Olli S. Miettinen, Professor of Epidemiology and Biostatistics, McGill University, Monteral, Canada, and lecturer in the courses on the principles and methods of epidemiologic research hosted by the Department of Epidemiology and Biostatistics for a quarter-century, has described the role of biostatistics in the Finnish Institute of Occupational Health as follows:

Both practice and research in occupational health are strongly dependent on proficiency in biostatistics. So essential is the latter, that biostatistics, as it pertains to epidemiology, is indeed inherent in the concept of epidemiology -- in contrast to, say toxicology. In other words, epidemiology is, at once, both a substantive and a statistical discipline.
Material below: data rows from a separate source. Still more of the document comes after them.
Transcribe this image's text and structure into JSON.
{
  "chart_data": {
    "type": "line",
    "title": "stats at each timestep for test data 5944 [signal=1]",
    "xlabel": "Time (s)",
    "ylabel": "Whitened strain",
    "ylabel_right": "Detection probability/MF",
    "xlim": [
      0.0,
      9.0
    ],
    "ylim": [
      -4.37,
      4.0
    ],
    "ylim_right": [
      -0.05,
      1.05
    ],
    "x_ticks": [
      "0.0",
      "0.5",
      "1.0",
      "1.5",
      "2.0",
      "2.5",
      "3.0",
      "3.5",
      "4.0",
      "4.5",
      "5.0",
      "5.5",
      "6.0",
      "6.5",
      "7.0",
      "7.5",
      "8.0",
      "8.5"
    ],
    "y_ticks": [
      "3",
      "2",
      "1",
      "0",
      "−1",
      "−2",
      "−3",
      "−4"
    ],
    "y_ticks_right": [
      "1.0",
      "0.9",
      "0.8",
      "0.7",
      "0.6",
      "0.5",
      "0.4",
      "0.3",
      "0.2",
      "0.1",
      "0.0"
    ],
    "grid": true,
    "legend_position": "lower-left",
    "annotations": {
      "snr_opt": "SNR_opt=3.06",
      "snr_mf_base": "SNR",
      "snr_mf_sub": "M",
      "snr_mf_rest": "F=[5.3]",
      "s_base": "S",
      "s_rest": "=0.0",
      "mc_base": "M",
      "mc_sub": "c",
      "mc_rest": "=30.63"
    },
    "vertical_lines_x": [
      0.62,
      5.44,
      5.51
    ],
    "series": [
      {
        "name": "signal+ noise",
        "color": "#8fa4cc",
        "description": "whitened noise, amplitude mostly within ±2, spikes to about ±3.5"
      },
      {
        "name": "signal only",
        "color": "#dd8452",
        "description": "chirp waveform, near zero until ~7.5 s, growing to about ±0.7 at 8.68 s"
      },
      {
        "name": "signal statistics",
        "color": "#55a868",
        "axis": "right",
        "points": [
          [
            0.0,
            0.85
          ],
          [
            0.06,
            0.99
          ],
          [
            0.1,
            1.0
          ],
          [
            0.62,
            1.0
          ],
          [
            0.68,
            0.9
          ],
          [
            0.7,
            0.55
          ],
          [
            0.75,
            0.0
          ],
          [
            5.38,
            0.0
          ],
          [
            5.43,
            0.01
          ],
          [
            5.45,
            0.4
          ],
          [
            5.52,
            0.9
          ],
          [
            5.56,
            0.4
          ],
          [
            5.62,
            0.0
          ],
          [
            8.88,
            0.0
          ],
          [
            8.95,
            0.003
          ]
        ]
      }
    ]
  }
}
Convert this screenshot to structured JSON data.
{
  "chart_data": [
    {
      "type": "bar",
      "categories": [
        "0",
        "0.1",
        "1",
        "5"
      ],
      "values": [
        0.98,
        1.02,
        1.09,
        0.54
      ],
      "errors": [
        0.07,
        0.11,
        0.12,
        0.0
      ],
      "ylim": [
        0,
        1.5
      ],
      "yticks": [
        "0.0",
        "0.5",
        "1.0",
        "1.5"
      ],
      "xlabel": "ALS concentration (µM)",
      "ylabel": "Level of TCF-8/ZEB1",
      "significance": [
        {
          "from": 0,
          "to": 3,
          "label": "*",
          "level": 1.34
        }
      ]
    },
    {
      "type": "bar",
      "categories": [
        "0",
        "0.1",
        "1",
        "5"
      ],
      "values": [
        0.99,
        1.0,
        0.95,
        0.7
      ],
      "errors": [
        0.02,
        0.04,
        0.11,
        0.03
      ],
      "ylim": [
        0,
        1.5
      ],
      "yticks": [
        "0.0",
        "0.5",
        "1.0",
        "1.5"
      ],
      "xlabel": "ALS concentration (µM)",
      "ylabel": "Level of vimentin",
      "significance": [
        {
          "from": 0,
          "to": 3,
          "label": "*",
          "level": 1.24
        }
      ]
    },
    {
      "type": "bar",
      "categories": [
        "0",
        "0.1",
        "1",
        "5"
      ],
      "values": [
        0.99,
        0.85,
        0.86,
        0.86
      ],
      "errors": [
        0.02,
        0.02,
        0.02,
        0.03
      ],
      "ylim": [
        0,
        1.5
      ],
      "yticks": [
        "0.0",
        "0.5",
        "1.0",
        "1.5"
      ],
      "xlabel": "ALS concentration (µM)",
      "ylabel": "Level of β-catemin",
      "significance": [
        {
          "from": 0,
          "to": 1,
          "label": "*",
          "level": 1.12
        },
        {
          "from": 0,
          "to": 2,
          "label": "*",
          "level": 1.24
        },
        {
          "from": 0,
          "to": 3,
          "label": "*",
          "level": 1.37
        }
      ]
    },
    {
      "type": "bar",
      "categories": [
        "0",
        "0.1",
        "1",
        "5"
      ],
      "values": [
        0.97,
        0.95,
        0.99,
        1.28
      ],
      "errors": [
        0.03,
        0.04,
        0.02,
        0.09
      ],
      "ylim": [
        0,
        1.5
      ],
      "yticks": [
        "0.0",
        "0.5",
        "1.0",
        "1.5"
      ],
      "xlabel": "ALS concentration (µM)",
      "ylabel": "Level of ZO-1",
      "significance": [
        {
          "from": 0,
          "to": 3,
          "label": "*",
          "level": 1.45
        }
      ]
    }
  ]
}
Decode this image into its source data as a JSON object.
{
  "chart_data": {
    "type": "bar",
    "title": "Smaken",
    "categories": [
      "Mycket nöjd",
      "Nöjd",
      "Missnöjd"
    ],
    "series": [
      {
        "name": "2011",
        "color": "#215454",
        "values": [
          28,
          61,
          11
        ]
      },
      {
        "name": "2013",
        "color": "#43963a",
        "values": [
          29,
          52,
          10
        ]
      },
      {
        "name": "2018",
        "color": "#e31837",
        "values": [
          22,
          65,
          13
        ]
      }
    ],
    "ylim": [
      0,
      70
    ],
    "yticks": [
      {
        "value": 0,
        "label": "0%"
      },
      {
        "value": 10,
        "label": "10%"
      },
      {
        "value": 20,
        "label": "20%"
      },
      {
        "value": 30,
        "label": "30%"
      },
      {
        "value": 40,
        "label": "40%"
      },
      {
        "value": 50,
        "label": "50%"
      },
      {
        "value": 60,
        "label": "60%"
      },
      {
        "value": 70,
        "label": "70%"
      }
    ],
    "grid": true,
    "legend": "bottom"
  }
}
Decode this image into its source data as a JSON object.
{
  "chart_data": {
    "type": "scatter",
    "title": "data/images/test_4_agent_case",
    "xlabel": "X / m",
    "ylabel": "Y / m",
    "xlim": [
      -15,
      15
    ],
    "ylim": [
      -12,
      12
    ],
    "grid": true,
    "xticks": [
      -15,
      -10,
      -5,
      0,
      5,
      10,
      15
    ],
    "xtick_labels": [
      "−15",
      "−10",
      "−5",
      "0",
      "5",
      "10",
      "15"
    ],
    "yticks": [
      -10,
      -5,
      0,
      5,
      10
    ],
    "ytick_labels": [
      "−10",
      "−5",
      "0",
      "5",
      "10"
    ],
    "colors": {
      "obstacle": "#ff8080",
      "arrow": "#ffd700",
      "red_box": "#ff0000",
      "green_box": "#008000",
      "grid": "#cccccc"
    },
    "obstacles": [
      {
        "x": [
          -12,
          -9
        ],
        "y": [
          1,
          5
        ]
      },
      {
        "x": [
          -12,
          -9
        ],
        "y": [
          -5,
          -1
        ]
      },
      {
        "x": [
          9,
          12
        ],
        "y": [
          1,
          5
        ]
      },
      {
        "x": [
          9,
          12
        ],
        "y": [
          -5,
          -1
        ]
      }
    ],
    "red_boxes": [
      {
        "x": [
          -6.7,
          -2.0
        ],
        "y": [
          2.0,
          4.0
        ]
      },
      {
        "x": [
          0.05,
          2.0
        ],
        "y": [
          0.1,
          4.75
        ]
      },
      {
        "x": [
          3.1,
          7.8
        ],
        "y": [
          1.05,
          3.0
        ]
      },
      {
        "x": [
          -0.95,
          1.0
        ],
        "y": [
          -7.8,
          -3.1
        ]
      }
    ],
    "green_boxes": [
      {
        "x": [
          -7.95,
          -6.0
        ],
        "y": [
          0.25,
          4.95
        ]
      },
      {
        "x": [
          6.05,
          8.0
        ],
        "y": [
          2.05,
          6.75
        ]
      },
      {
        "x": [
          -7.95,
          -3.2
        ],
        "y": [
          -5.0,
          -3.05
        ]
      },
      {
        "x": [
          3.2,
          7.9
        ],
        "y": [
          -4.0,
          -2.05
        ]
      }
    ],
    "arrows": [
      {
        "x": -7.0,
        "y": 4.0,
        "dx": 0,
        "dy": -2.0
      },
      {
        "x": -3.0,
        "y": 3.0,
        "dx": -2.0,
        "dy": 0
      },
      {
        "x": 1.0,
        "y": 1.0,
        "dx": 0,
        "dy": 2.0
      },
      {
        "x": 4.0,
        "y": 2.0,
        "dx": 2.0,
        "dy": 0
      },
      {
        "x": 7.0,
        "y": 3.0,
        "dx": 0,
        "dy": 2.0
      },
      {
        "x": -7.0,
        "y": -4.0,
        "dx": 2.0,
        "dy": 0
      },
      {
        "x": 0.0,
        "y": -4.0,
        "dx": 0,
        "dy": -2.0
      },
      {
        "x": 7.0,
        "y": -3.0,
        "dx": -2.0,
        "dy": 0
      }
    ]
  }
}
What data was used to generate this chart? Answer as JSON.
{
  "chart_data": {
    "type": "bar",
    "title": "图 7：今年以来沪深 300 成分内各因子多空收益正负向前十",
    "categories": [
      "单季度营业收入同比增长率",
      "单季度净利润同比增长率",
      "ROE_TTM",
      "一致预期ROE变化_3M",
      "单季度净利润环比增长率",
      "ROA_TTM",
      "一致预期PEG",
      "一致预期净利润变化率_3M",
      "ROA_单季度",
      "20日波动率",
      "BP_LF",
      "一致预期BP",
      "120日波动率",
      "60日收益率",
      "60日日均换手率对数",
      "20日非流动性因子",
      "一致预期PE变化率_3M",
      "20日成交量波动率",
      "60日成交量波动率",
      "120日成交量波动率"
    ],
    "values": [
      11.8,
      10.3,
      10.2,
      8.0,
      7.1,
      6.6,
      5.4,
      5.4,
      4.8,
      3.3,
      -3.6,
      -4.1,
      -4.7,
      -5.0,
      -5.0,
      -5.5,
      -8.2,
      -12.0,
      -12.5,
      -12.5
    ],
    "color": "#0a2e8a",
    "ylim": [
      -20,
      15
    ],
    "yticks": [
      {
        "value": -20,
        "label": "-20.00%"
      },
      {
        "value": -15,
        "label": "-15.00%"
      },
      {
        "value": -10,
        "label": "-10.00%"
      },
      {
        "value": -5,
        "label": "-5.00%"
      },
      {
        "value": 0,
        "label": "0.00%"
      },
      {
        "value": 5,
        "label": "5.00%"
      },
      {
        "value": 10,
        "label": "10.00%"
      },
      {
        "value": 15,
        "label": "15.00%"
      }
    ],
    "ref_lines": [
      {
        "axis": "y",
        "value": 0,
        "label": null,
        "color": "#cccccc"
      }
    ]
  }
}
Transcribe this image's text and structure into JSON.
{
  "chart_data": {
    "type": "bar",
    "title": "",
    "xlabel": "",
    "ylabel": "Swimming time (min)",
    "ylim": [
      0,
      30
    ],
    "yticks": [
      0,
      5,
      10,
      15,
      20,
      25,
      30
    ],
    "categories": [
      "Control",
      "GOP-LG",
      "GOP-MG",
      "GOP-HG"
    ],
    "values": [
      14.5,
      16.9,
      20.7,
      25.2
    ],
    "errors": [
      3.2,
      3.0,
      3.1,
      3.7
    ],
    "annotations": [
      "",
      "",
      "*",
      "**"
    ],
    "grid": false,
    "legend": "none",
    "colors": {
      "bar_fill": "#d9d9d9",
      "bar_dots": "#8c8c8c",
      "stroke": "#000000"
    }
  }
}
Two considerations do, however, justify explicit and separate eminence to biostatistics in the context of epidemiology. For one, those who are proficient in the substantive (biomedical) aspects of epidemiology generally have only a limited mastery of biostatistics; they therefore need expert biostatistical collaboration on a near-continual basis. For another, this in-house statistical resource in an epidemiology unit has also a larger, institution-wide role, as other disciplines (e.g. toxicology) in the Institute generally do not have any built-in expertise in the biostatistical aspects of their research.

A review: Nurminen M. Evolution of epidemiologic methodology from the statistical perspective. The Internet Jourmal of Epidemiology 2003; Volume 1, Number 1.